Even Thorpe's husband, mayor John Hickenlooper, had been pushed into the fray: Hickenlooper was a part owner of the Cherry Cricket, which briefly employed Gómez García as both a dishwasher and busboy. The Rocky Mountain News and Denver Post hounded the mayor, printing headlines like, "Slaying suspect worked at Hickenlooper eatery," even though Hickenlooper's assets had been in a blind trust at the time Gómez García worked at the Cricket. The immigration debate worked its way, noisily, all the way to the Capitol. During a special session in the summer of 2006, state legislators crafted what were touted as the "toughest" immigration laws in the country.
After all that, you might think that the mayor's wife would want to distance herself from the political hot potato of immigration; that she would want to stay away from an issue that had chipped away at her husband's popularity with the citizens of the city. But Thorpe was an immigrant herself, who'd moved to this country from London when she was one year old. She was a journalist, with more than a decade of experience writing for publications like the New Yorker and Texas Monthly. And she couldn't stay away.
Thorpe had started researching a story on four Mexican girls—two American citizens, two illegal immigrants—growing into adulthood in Denver. At the time, the project seemed like it was independent of Hickenooper's political life. But when Gómez García pulled the trigger, everything changed. Thorpe discussed the story with her friends and colleagues, and even considered dropping the project altogether. And then, after about a year, she decided to move forward. This time, the story would be different: It would be not only about the four girls, but also about her husband, and herself, and the messiness of the policy and politics surrounding the immigration debate.
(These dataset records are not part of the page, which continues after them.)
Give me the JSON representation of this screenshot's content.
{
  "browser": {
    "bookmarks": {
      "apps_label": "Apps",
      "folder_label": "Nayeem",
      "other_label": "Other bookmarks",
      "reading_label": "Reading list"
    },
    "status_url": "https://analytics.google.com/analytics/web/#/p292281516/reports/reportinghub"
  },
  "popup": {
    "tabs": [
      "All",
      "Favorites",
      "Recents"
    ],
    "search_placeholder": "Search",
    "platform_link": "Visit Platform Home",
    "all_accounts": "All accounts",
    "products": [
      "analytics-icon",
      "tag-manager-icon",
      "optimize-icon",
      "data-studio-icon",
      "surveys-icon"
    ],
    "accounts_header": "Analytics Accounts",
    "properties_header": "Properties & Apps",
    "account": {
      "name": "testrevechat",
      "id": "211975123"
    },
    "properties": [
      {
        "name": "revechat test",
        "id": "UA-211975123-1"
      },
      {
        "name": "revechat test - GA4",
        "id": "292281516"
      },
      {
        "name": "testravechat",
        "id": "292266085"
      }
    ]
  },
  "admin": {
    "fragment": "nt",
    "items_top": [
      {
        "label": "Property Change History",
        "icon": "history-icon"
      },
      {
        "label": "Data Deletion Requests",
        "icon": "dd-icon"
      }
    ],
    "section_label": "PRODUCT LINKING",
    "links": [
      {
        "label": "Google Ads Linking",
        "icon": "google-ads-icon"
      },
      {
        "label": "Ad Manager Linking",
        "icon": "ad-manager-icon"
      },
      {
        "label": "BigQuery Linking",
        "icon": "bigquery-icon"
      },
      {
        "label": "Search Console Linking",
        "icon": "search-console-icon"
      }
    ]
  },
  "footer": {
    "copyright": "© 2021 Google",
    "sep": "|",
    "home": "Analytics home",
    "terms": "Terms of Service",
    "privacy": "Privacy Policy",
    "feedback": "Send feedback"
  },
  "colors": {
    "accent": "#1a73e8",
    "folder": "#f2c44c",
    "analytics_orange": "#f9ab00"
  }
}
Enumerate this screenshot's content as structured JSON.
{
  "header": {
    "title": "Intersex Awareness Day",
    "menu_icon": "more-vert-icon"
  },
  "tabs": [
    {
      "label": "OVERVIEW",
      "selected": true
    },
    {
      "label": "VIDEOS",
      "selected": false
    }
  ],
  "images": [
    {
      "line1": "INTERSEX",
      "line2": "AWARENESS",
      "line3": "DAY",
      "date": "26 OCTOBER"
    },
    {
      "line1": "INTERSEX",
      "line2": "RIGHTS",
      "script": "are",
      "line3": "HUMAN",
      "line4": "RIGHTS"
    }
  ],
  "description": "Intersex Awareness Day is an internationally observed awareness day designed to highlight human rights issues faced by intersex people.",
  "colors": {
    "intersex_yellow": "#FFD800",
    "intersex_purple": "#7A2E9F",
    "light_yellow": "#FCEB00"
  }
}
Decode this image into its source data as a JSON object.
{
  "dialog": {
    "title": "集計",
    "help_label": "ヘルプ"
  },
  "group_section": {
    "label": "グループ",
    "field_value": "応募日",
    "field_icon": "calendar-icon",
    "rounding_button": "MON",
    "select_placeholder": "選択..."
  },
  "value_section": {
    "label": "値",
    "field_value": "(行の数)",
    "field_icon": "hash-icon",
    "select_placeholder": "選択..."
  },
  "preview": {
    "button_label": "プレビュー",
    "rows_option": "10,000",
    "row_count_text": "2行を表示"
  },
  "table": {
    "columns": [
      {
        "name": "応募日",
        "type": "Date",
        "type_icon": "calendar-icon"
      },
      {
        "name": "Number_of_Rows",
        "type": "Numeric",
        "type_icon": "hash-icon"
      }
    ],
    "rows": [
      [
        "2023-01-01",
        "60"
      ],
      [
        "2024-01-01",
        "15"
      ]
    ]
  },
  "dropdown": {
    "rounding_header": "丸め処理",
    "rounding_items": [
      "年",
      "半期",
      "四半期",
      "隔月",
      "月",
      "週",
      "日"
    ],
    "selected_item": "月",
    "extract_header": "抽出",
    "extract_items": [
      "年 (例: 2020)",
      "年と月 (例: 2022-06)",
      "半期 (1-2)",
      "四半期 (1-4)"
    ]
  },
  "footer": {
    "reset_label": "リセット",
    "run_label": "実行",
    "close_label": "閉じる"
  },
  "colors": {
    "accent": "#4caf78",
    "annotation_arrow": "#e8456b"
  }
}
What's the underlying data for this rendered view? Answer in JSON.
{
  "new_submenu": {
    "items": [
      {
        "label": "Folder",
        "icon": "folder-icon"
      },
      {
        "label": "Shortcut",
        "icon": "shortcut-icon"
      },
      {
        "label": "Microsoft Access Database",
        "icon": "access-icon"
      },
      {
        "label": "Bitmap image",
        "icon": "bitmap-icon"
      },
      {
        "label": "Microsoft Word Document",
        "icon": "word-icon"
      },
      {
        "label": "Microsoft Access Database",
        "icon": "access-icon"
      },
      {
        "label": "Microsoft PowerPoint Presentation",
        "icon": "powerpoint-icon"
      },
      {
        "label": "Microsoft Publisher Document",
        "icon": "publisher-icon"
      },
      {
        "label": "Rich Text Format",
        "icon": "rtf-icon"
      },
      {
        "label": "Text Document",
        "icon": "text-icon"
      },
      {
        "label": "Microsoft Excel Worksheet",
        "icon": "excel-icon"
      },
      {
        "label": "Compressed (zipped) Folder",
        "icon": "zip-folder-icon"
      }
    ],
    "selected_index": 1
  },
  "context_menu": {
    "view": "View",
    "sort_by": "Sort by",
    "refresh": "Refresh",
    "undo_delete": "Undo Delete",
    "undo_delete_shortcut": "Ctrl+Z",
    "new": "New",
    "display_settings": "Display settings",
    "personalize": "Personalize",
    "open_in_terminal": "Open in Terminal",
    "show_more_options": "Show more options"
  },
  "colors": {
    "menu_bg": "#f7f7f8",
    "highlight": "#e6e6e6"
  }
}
So there she was, setting out her digital tape recorder—which was forbidden—during the second day of Gómez García's trial and observing the proceedings. Just before 3 p.m., the judge asked the jury to leave the room and demanded that the person who had been recording the session stand. No one moved. It was only after the judge asked the deputy sheriff to identify the party that Thorpe finally rose. She apologized to the court for the mistake and said, simply, "I didn't know."
The fallout was plastered across the local papers the next day as both the Post and the Rocky wrote about Thorpe's faux pas. It was not the first time the compartmentalized roles of her life—first lady, wife, mother, journalist—had collided. Nor would it be the last.
On a warm summer afternoon in Denver, Helen Thorpe lies in the grass underneath a tree in a Park Hill playground and stretches her arms above her head. The 44-year-old smiles as the leaves and afternoon sun cast shadows on her face. Peeking out of black sandals, her toes are painted with a hot-pink nail polish that has long since flaked and chipped. Her shoulder-length brown hair is graying, and she's wearing a pair of funky, lavender and yellow glasses. Everything about Helen Thorpe's appearance seems a bit haphazard, a little unplanned.